So in that case, what you describe would be more along the lines of having multiple ner_manual interfaces within the same UI? This is definitely something we want to support, by letting blocks customize the spans they read from and write to. So you can annotate the text multiple times with non-overlapping spans, and have the result saved to different keys.

The only part that's then tricky to support out-of-the-box is the conversion of the data for training, which you would probably want to do in a separate post-processing step. Bu we could potentially also support an integration with spaCy's SpanCategorizer – so you'd be able to specify the span keys in the data (e.g. "spans_level1", "spans_level2"), and those would be interpreted as separate SpanGroups the span categorizer can predict and add to the doc.spans.

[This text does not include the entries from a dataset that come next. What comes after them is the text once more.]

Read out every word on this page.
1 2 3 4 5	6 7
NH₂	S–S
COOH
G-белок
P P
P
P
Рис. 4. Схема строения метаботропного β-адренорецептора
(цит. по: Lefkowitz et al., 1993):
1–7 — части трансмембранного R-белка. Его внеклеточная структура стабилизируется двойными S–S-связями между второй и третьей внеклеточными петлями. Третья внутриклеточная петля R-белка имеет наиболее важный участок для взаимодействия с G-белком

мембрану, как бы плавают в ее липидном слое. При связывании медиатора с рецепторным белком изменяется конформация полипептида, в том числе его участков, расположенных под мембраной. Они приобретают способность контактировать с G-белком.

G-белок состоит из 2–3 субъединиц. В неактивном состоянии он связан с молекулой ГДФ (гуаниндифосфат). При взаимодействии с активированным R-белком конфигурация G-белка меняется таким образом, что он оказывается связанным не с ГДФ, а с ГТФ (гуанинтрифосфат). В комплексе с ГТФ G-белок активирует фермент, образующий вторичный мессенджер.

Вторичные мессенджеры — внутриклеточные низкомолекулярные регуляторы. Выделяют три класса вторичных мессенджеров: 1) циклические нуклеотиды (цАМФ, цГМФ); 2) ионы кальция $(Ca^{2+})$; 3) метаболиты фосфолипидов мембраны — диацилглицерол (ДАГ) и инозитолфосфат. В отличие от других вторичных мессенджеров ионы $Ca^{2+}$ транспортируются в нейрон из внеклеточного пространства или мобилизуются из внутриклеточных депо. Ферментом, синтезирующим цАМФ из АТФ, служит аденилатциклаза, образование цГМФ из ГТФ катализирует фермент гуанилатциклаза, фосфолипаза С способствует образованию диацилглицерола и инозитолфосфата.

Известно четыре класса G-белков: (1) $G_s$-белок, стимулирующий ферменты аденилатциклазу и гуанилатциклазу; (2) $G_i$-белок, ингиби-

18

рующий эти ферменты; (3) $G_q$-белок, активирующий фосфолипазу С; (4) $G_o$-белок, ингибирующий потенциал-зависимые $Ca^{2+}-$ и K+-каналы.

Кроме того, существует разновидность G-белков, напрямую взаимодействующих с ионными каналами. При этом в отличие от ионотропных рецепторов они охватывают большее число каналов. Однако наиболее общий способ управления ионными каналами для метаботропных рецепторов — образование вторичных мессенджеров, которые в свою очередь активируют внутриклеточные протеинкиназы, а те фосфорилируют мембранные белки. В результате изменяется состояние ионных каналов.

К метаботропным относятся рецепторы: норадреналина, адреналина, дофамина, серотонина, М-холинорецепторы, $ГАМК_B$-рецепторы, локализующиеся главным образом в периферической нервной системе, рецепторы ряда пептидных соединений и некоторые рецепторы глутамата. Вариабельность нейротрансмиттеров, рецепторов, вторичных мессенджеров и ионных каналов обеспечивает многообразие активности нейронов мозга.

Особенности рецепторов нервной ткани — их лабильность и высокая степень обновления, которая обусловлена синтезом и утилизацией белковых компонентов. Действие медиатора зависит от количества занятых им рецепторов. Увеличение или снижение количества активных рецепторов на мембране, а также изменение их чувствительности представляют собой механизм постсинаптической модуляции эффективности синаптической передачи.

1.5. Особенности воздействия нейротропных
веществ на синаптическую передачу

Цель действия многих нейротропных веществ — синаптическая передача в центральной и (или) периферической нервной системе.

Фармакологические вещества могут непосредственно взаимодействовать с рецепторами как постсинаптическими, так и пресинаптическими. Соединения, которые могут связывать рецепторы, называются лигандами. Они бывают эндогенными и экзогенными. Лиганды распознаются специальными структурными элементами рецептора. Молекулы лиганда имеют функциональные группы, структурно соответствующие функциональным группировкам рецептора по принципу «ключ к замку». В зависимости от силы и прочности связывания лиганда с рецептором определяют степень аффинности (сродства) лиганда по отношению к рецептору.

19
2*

Hi @ines, I wonder if your team is still on track to release 1.11 within this week. How do we know if it is already available? Thanks :'D

Hi, A few days ago I installed the latest nightly (currently on 1.11.0a11) but had a few questions about whether I was setting up the new training correctly, since I get different results/output than using Prodigy 1.10.8 (using Spacy V2). Would be great to get your view!

  1. When training on the same dataset and using same base model in the nightly, the resulting model uses a different tokenizer. Specifically it seems to default to the infix regex that splits on hyphens (the default Spacy tokenizer), while the version trained with 1.10.8 does not. I fixed this by commenting out a line in the spacy/lang/punctuation.py. Is this the consequence of my mis-specification (e.g. should i have added a config override) or is it a changed default or otherwise bug?

  2. This is probably caused by me not understanding how the new spacy pipelines work, but if I want to only train NER (similar to the simple "prodigy train ner" on old version) and use "prodigy train -n nas_ner_Gold_1 -m en_core_sci_lg -V -LS" i get an output with columns for the frozen pipeline elements (e.g. tagger, lemma, tok2vec) where all scores are 0. Also the score at the end is very low since it seems to average over the pipeline elements containing many 0's. Also, possibly linked to this, the training seems quite a lot slower than with the old version. I use a simple gold annotated dataset (no new combi with binary, that will come later and why i downloaded the nightly in the first place). See output below:

  3. I installed CUDA and all dependencies, but when i run -g 0 with a normal NER training task (using en_core_sci_lg from SciSpacy, no transformer model) training does not seem that much faster. Also GPU utilization is just 10% or so. Do I specify the command correctly or is it implicit that utilizing the GPU is only more efficient for certain training tasks, e.g. using transformer models? I also noticed in the resulting .cfg file that the gpu_allocator = null under [system]. If so, how would I do this, just run the same training but with en_core_web_trf or some other transformer base model?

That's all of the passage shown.